In an attempt to ease overloading at the country’ largest airport in Ho Chi Minh City, the Civil Aviation Administration of Vietnam (CAAV) has asked Vietnam Airlines, VietJet Air and Jestar Pacific to move their idle aircraft to Can Tho Airport in the Mekong Delta and leave them there overnight. Planes serving international routes can still stay in the city.
But at least two of the airlines have protested the plan, saying it is not financially viable to fly empty aircraft to and from Can Tho every day. There is no commercial route connecting the two cities at the moment due to their proximity.
|A worker pumps fuel into an aircraft at Tan Son Nhat airport in Ho Chi Minh City. Photo by Reuters/Kham
A source from low-cost carrier Jetstar Pacific said there is no airline in the world that has to operate round trips with no passenger only to park their fleet.
One trip between the two airports, which are around 180 kilometers apart, costs around VND200-VND300 million (US$8,800-US$13,200), not to mention the trouble of hosting the crew and technicians in Can Tho overnight, the representative said.
The Jetstar spokesperson also said CAAV’s requirement means carriers should launch new late-night services to Can Tho but Jetstar has no such plans. “New flights or route changes should be driven by real travel demand.”
Another airline executive, who does not want to be identified, also criticized the Can Tho solution as costly and troubling.
The plan can even backfire when a lot of aircraft return to Tan Son Nhat in the morning all trying to fly to other cities and provinces, the person said.
Some experts have warned that passengers will eventually have to bear the higher costs.

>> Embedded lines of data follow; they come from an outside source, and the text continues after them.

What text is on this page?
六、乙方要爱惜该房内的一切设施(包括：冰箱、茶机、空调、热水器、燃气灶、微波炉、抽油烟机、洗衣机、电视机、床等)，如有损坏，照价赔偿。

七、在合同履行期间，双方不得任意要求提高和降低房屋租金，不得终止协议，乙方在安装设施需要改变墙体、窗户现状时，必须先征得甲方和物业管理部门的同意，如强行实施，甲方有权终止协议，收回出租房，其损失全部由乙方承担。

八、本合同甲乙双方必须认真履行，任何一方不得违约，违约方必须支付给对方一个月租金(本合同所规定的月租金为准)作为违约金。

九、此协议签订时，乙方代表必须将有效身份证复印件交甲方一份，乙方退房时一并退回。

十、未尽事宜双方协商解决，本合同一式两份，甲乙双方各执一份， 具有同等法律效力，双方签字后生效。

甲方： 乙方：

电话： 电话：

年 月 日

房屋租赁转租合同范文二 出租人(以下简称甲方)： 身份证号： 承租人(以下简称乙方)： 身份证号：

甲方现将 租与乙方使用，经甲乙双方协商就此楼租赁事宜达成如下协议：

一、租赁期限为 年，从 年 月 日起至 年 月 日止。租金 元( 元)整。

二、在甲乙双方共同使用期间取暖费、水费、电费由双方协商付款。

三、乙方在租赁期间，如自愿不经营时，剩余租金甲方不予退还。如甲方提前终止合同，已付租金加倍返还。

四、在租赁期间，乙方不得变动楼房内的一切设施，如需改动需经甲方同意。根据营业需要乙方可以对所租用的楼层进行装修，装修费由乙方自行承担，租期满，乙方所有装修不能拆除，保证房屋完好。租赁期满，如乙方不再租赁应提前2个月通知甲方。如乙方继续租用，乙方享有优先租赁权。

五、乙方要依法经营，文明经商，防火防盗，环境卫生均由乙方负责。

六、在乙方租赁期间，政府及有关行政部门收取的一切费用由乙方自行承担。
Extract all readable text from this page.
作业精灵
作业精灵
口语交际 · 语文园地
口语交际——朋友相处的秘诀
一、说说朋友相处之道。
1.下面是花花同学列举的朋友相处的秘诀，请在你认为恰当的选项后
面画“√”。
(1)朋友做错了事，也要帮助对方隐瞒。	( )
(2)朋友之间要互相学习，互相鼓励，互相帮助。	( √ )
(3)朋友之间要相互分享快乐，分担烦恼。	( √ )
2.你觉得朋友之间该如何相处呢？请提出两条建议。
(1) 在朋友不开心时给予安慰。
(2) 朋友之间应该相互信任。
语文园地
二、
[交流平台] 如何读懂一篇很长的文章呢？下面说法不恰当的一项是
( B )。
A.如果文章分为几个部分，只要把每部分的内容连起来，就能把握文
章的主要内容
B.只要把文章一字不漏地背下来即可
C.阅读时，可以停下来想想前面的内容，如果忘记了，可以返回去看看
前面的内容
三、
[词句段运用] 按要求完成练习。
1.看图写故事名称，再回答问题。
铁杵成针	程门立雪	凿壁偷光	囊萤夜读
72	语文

They say the better solution is to expand the Tan Son Nhat airport immediately.
Tan Son Nhat’s apron is designed to accommodate 57 aircraft at a time, but sometimes there are more than 70 parking there over night.
Vietnam’s airline market is growing at the third fastest pace in Asia-Pacific and the country is grappling with an acute dearth of airport capacity. Aviation authorities estimated that the number of passengers on domestic flights would soar 35% to 28 million this year, accounting for more than half of the total air travel in the country.
Vietnam Airlines, Jetstar Pacific and VietJet Air and the newly founded Vietstar are planning to expand their fleets to a total of 263 aircraft in the next four years. Vietstar has not even been licensed to fly yet.
The country is working on a design for a massive airport in Dong Nai Province to share some of the heavy load for Tan Son Nhat, but construction can take years.